Stanley Nelson’s Crack: Cocaine, Conspiracy, & Corruption
A conversation with Stanley Nelson and Elizabeth Hinton, moderated by Vanessa K. Valdés
Acclaimed documentarian and CCNY alum Stanley Nelson will discuss his latest film, Crack: Cocaine, Conspiracy, & Corruption, which tells the history of the 1980s crack epidemic and its disproportionate effects on Black communities. The film situates the crack epidemic within broader social, political, and economic forces, allowing us to better understand how it led to mass incarceration. Stanley Nelson will be in conversation with Elizabeth Hinton, Associate Professor of History and African American Studies and Professor of Law at Yale University, and a scholar on mass incarceration. Vanessa K. Valdés, Director of CCNY’s Black Studies Program and a Professor of Spanish and Portuguese, will moderate the discussion.
This event is co-sponsored by the Colin Powell School for Civic and Global Leadership, the Black Studies Program, the Department of Media and Communication Arts, the Documentary Forum, and Third World Newsreel. It is part of the recently-launched Racial Justice Fellows program, which trains and supports students to become deeply involved in antiracist movements.
Watch the documentary on Netflix! Take a look at the trailer at the bottom of this page.
Meeting ID: 847 8933 1044 I Passcode: 546739
Stanley Nelson is today’s leading documentarian of the African American experience. His films combine compelling narratives with rich historical detail to shine new light on the under-explored American past. Awards received over the course of his career include a MacArthur “Genius” Fellowship, five Primetime Emmy Awards, and lifetime achievement awards from the Emmys and IDA. In 2013, Nelson received the National Medal in the Humanities from President Obama. In 2019, Miles Davis: Birth of the Cool was nominated by the GRAMMYs for Best Music Film. Nelson’s latest documentary, Crack: Cocaine, Conspiracy, & Corruption debuted on Netflix in 2021. In 2000, Mr. Nelson, and his wife, Marcia Smith, co-founded Firelight Media, a non-profit production company dedicated to advancing contemporary social justice issues, amplifying underrepresented narratives, and fostering a new generation of diverse filmmakers. Nelson received his BFA from CCNY, where his mother worked as a librarian.
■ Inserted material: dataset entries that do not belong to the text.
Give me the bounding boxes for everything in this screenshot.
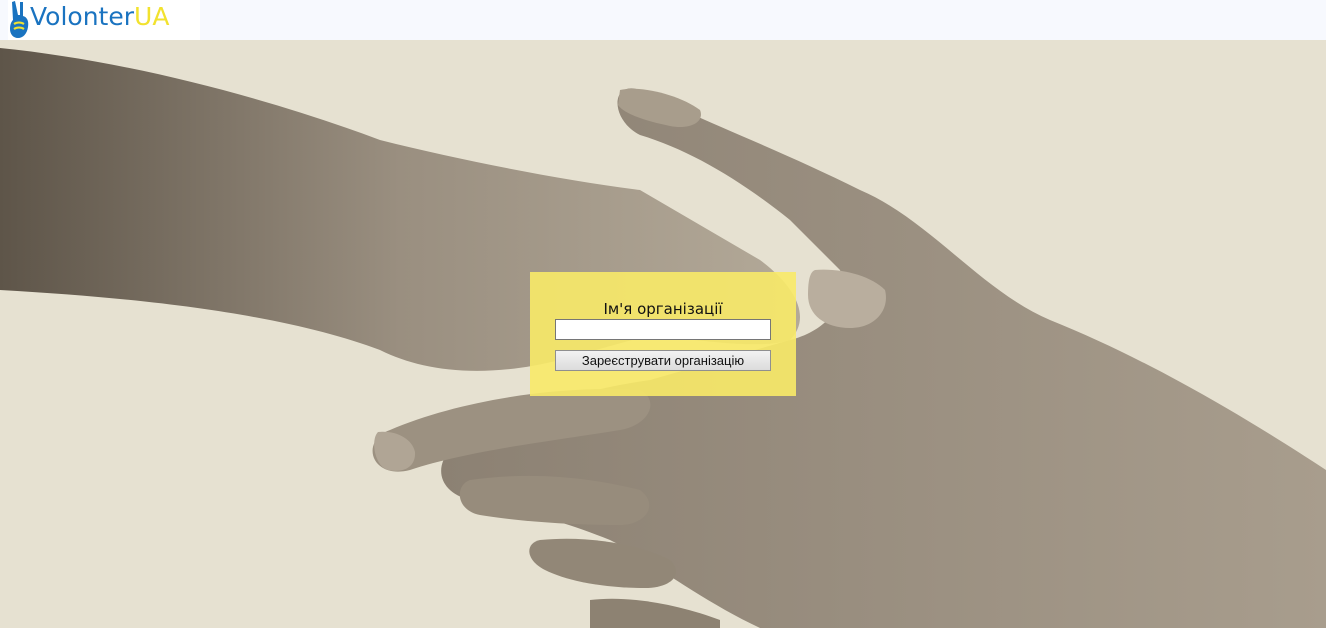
brand-name-part2: UA xyxy=(134,2,170,31)
organization-name-input[interactable] xyxy=(555,319,771,340)
brand-name: VolonterUA xyxy=(30,2,169,32)
brand-logo[interactable]: VolonterUA xyxy=(8,0,200,40)
organization-name-label: Ім'я організації xyxy=(603,300,723,318)
top-bar: VolonterUA xyxy=(0,0,1326,40)
brand-name-part1: Volonter xyxy=(30,2,135,31)
registration-panel: Ім'я організації Зареєструвати організац… xyxy=(530,272,796,396)
register-organization-button[interactable]: Зареєструвати організацію xyxy=(555,350,771,371)
victory-hand-icon xyxy=(10,1,29,38)
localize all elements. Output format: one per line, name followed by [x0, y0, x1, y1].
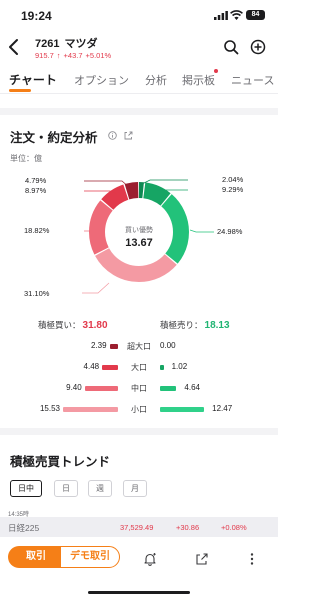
unit-label: 単位：億: [10, 154, 42, 163]
back-arrow-icon[interactable]: [7, 38, 21, 56]
share-icon[interactable]: [195, 552, 209, 566]
chip-week[interactable]: 週: [88, 480, 112, 497]
trend-title: 積極売買トレンド: [10, 455, 111, 469]
more-options-icon[interactable]: [245, 552, 259, 566]
sell-value-large: 1.02: [171, 362, 188, 371]
buy-value-small: 15.53: [39, 404, 60, 413]
buy-bar-medium: [84, 386, 118, 391]
sell-bar-small: [160, 407, 205, 412]
section-divider: [0, 428, 278, 435]
buy-value-large: 4.48: [83, 362, 100, 371]
pct-label-sell-xl: 2.04%: [222, 175, 244, 184]
donut-center-label: 買い優勢: [125, 227, 153, 234]
pct-label-buy-l: 8.97%: [25, 186, 47, 195]
size-label-large: 大口: [131, 363, 147, 372]
tab-board[interactable]: 掲示板: [182, 72, 215, 88]
buy-bar-super-large: [109, 344, 118, 349]
notification-dot: [214, 69, 218, 73]
size-label-super-large: 超大口: [127, 342, 151, 351]
status-time: 19:24: [21, 9, 52, 23]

Elizabeth Hinton is a historian of American inequality who is considered one of the nation’s leading experts on policing and mass incarceration. Hinton’s past and current scholarship provides a deeper grasp of the persistence of poverty, urban violence, and racial inequality in the United States. She is Associate Professor of History and African American Studies at Yale University and Professor of Law at Yale Law School and the author of the award-winning book From the War on Poverty to the War on Crime: The Making of Mass Incarceration in America and the forthcoming America on Fire: The Untold History of Police Violence and Black Rebellion Since the 1960s, which will be released in May. Hinton's articles and op-eds can be found in the pages of The New York Times, The New York Times Book Review, The Washington Post, The Atlantic, The Boston Review, and Time.
Vanessa K. Valdés is the director of the Black Studies Program at CCNY. A graduate of Yale and Vanderbilt Universities, and a Professor of Spanish and Portuguese, her research interests focus on the cultural production of Black peoples throughout the Americas: the United States and Latin America, including Brazil, and the Caribbean. She is the editor of The Future Is Now: A New Look at African Diaspora Studies (2012) and Let Spirit Speak! Cultural Journeys through the African Diaspora (2012). She is the author of Oshun's Daughters: The Search for Womanhood in the Americas (2014) and Diasporic Blackness: The Life and Times of Arturo Alfonso Schomburg (2017). Her latest book, Racialized Visions: Haiti and the Hispanic Caribbean (2020) is an edited collection that re-centers Haiti in the disciplines of Caribbean, and more broadly, Latin American Studies.